L’assegno di ricerca avrà una durata di 1 (UNO) anno e, a seguito di eventuali rinnovi, non potrà comunque avere una durata complessiva superiore a quattro anni, come previsto dall’art. 22 comma 3 della legge 240/2010, ad esclusione del periodo in cui l’assegno è stato fruito in coincidenza con il dottorato di ricerca, nel limite massimo della durata legale del relativo corso.

L’importo dell’assegno di ricerca, corrisposto in dodici rate mensili posticipate, è stabilito in Euro 19.367,00 al netto degli oneri a carico del CNR (assegno professionalizzante, art.9 c.3,4 del disciplinare).

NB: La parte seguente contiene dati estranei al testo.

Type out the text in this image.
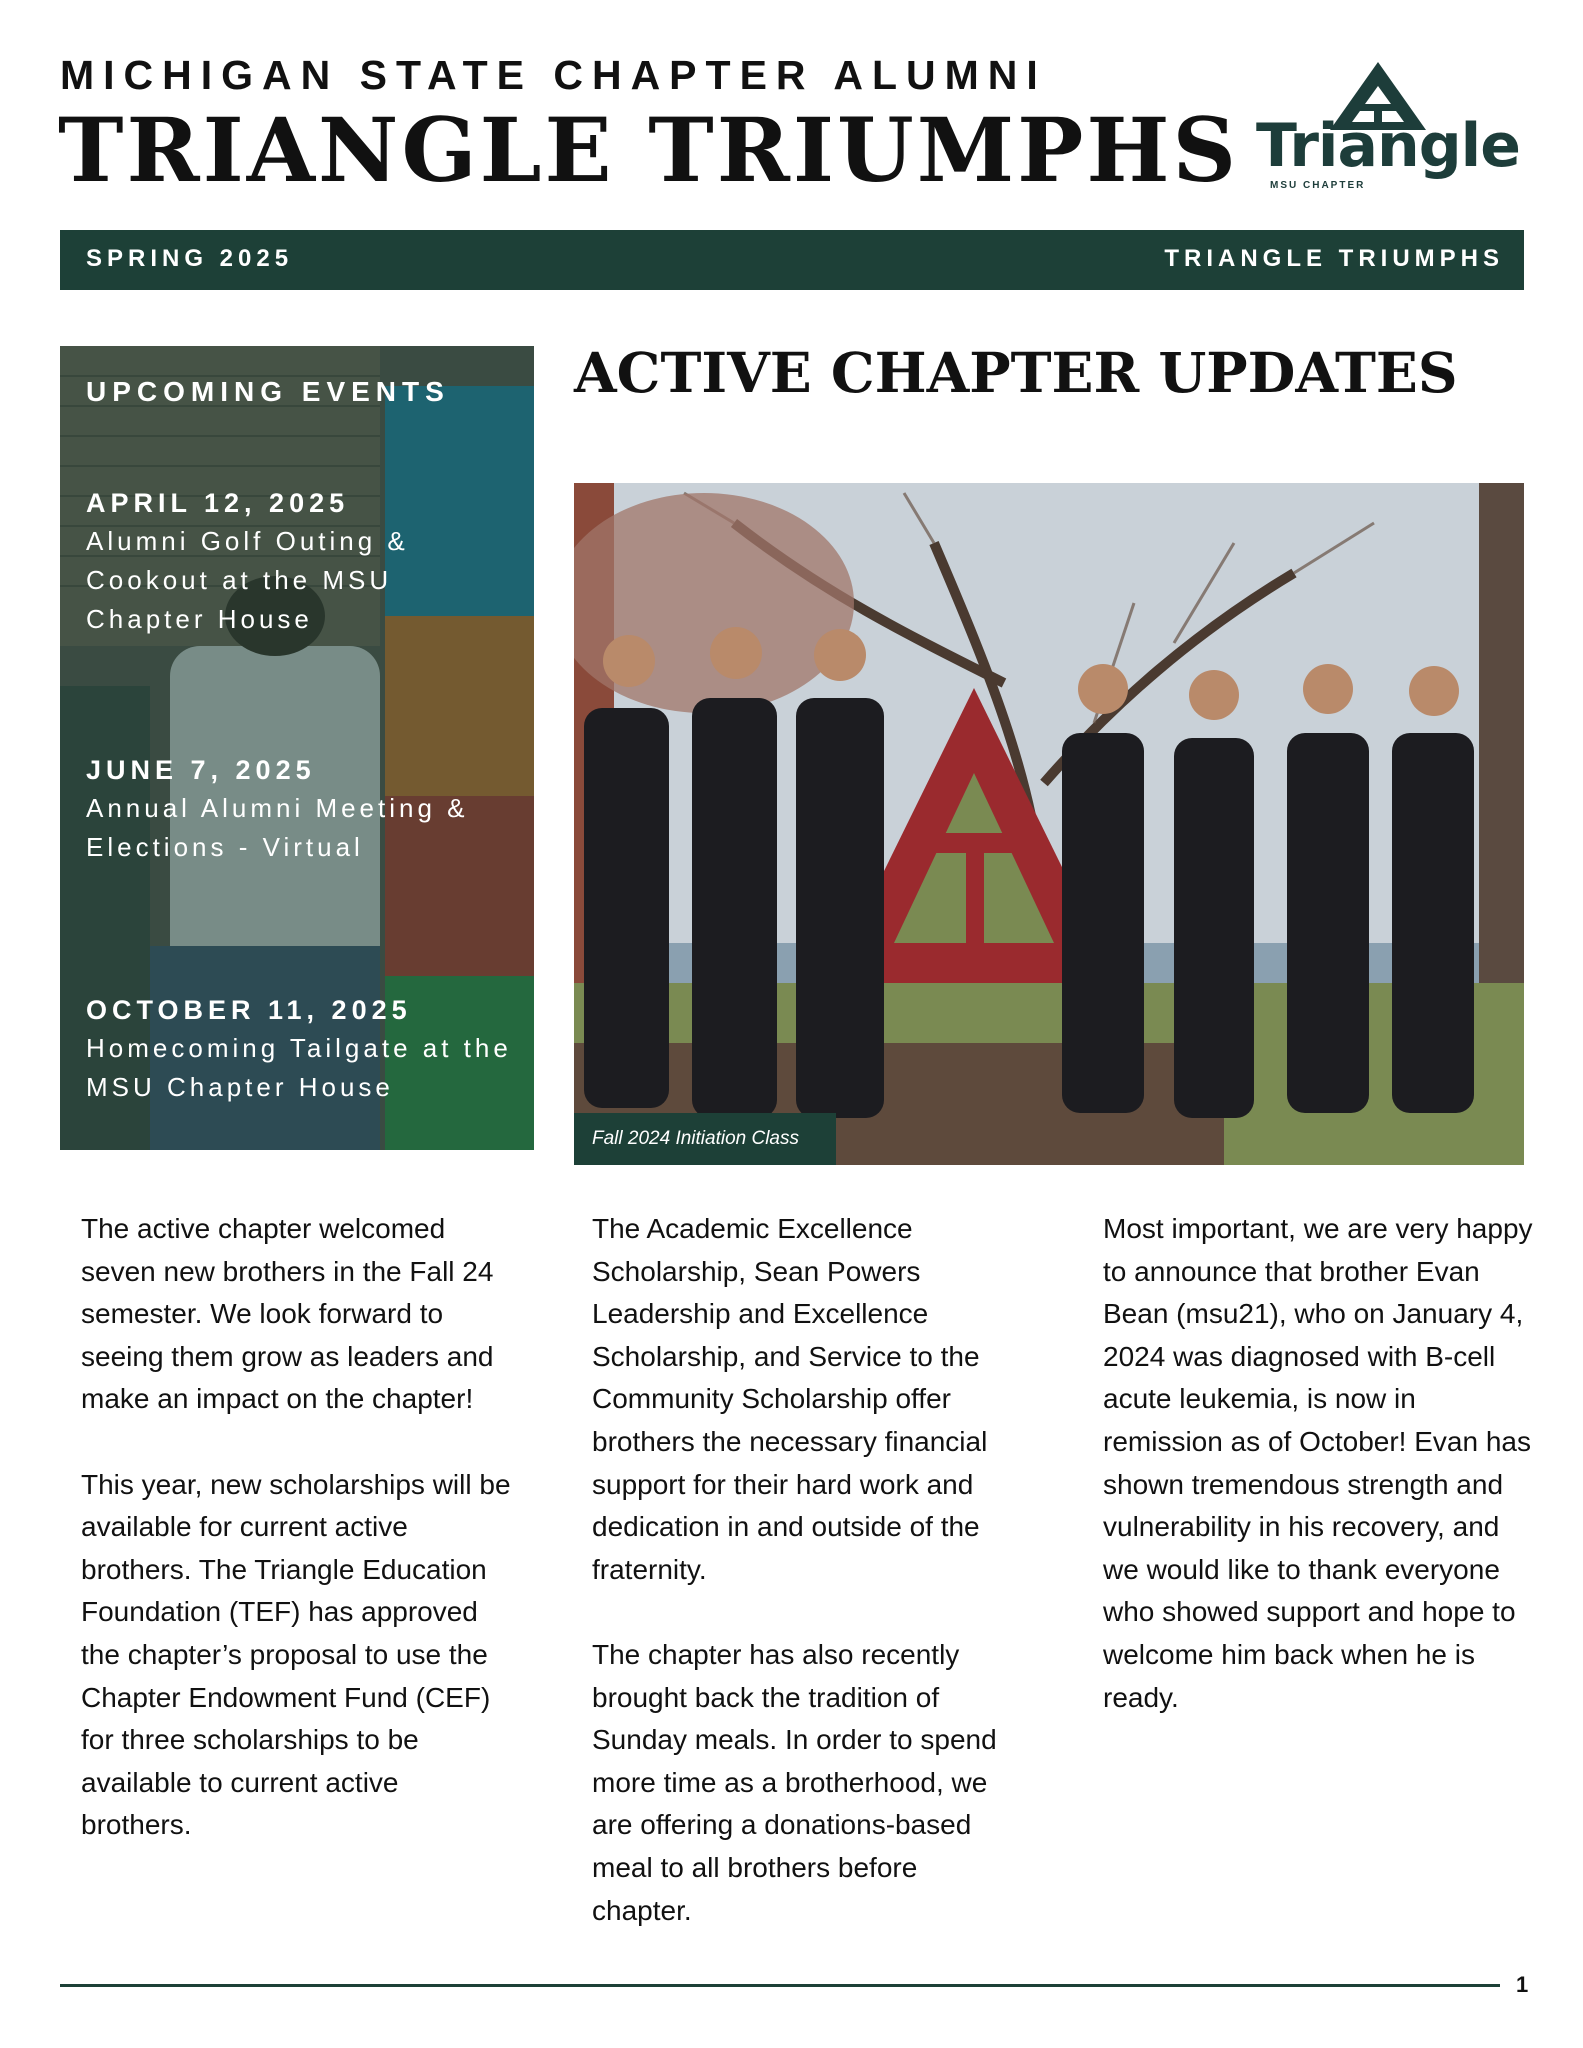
MICHIGAN STATE CHAPTER ALUMNI
TRIANGLE TRIUMPHS Triangle
MSU CHAPTER
SPRING 2025	TRIANGLE TRIUMPHS
UPCOMING EVENTS
APRIL 12, 2025
Alumni Golf Outing & Cookout at the MSU Chapter House
JUNE 7, 2025
Annual Alumni Meeting & Elections - Virtual
OCTOBER 11, 2025
Homecoming Tailgate at the MSU Chapter House
ACTIVE CHAPTER UPDATES
Fall 2024 Initiation Class

The active chapter welcomed seven new brothers in the Fall 24 semester. We look forward to seeing them grow as leaders and make an impact on the chapter!

This year, new scholarships will be available for current active brothers. The Triangle Education Foundation (TEF) has approved the chapter’s proposal to use the Chapter Endowment Fund (CEF) for three scholarships to be available to current active brothers.

The Academic Excellence Scholarship, Sean Powers Leadership and Excellence Scholarship, and Service to the Community Scholarship offer brothers the necessary financial support for their hard work and dedication in and outside of the fraternity.

The chapter has also recently brought back the tradition of Sunday meals. In order to spend more time as a brotherhood, we are offering a donations-based meal to all brothers before chapter.

Most important, we are very happy to announce that brother Evan Bean (msu21), who on January 4, 2024 was diagnosed with B-cell acute leukemia, is now in remission as of October! Evan has shown tremendous strength and vulnerability in his recovery, and we would like to thank everyone who showed support and hope to welcome him back when he is ready.

1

Requisiti per l’ammissione alla selezione

Possono partecipare alla selezione i soggetti che, a prescindere dalla cittadinanza e dall’età, siano in possesso dei seguenti requisiti alla data di scadenza del termine per la presentazione delle domande di ammissione:

Laurea Magistrale o Specialistica di cui al D.M. 270/04 o Diploma di Laurea conseguito secondo la normativa in vigore anteriormente al D.M. 509/99, in Biologia Cellulare e Molecolare (classe LM06) conseguite presso Università o Istituti Superiori Italiani o titolo analogo presso Università o Istituti Superiori stranieri dichiarato equipollente da una Università o Istituto Superiore Italiano o dal Ministero dell’Istruzione, dell’Università e della Ricerca (MIUR), e curriculum professionale idoneo allo svolgimento di attività di ricerca. Tutti i titoli conseguiti all’estero (diploma di laurea, dottorato ed eventuali altri titoli) dovranno essere, di norma, preventivamente riconosciuti in Italia secondo la legislazione vigente in materia (informazioni sul sito del Ministero dell’Università e della Ricerca Scientifica: www.miur.it).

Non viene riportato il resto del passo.